We may note that Sec. 360 denies to pre-existing corporations and to servicemen’s corporations the right to establish branches, thus limiting competitive advantages as against individuals or partnerships which corporations might otherwise enjoy. No such restriction is, however, imposed on individuals or firms.
We think that the appellant has failed to demonstrate that the provisions in favor of existing corporations as of a past date and of corporations formed to carry on the business of persons serving in the armed forces during World War II constitute invidious discriminations. On the contrary, we deem the preservation of existing investments or values a sufficient basis to warrant separate classification and treatment.
*117 Neither party has rested his or its position or contentions upon the amendments of the law relating to funeral directors and embalmers contained in Ch. 129 of the Acts of 1962. The appellant suggests in a footnote that the new statute, by providing for a single license for a funeral director and embalmer, is invalid under the Keller and Rice cases above cited. We do not express any opinion as to this suggestion nor as to the scope of the suspension — whether it applies to the occupation of embalming as well as to that of funeral directing — if the amended statute is valid. Under Code (1957), Art. 1, Sec. 3, any penalty imposed under the law as it existed prior to the above Act of 1962 would, we think, be preserved. This case comes to us as one imposing the penalty of suspension for violation of a licensing act. The validity of the charter of Mr. Brooks’ corporation and the propriety of its issuance are not directly before us. We do not know why Mr. Brooks elected to proceed as he did rather than to institute a declaratory judgment proceeding, which would have involved little, if any, risk of suspension. The findings of the Board make it clear that one of his purposes was to test the validity of Sec. 360. We cannot undo Mr. Brooks’ choice of method, and no question is before us as to either the reasonableness of the length of the suspension or the power of the Board to modify it, if it should see fit to do so.
In accordance with our views that Sec. 360 is not unconstitutional as a denial of due process of law under either the Federal or the State Constitution or as a denial of the equal protection of the laws, the order of the Circuit Court will be affirmed.

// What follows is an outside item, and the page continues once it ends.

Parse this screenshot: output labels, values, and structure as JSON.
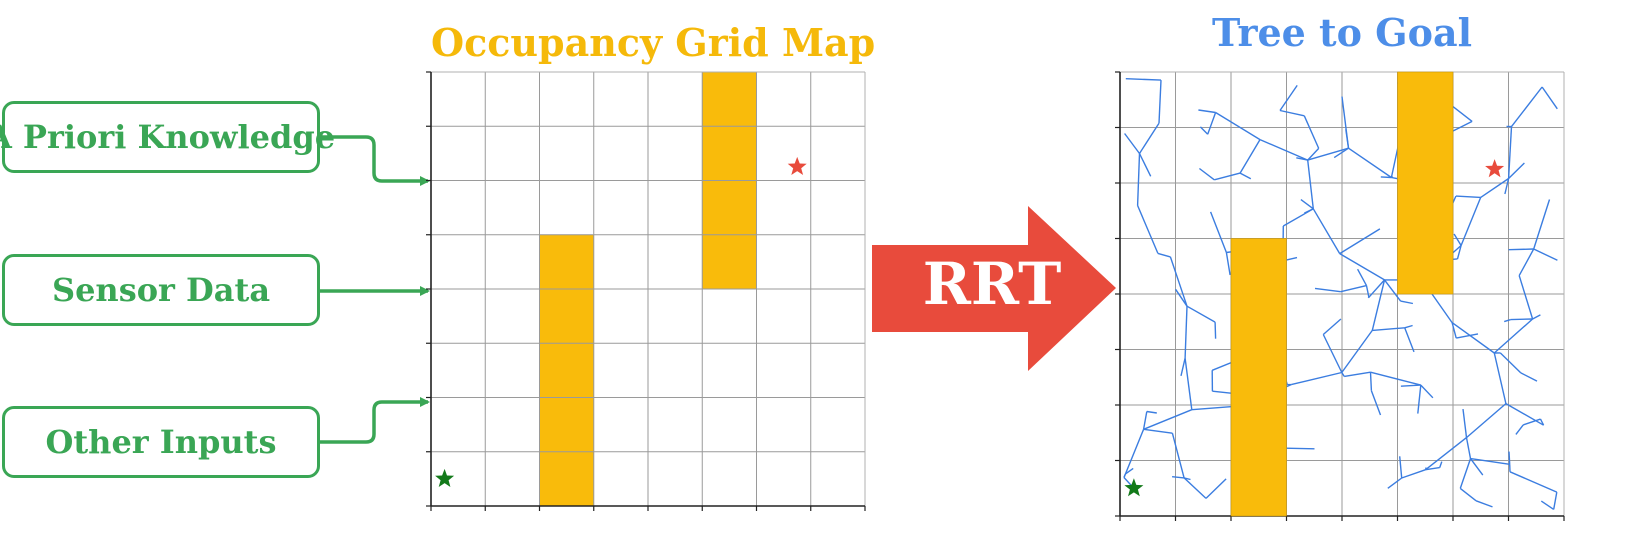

Judgment affirmed; the appellant to pay the costs.
Notes
. Though not shown by the record in this case, a regulation of the Board (Art. IV A) filed pursuant to statute on June 2, 1953, with the Clerk of this Court states that “[a] 11 funeral services and interments serviced by a corporation or a copartnership must be performed under direct supervision and in the presence of an individually licensed Funeral Director.”
. Under Secs. 364 and 365 of Art. 43 of the 1957 Code (neither of which is amended or repealed by Ch. 129 of the Acts of 1962), the Board is authorized to maintain and operate a school for funeral directors and embalmers. Such authority goes back to Ch. 458 of the Acts of 1910 as to funeral directors and to Ch. 503 of the Acts of 1937 as to embalmers. The record does not disclose whether such a school has been established. The Maryland Manual, 1961-62, p. 148, describing the Board and its functions, makes no reference to any such school.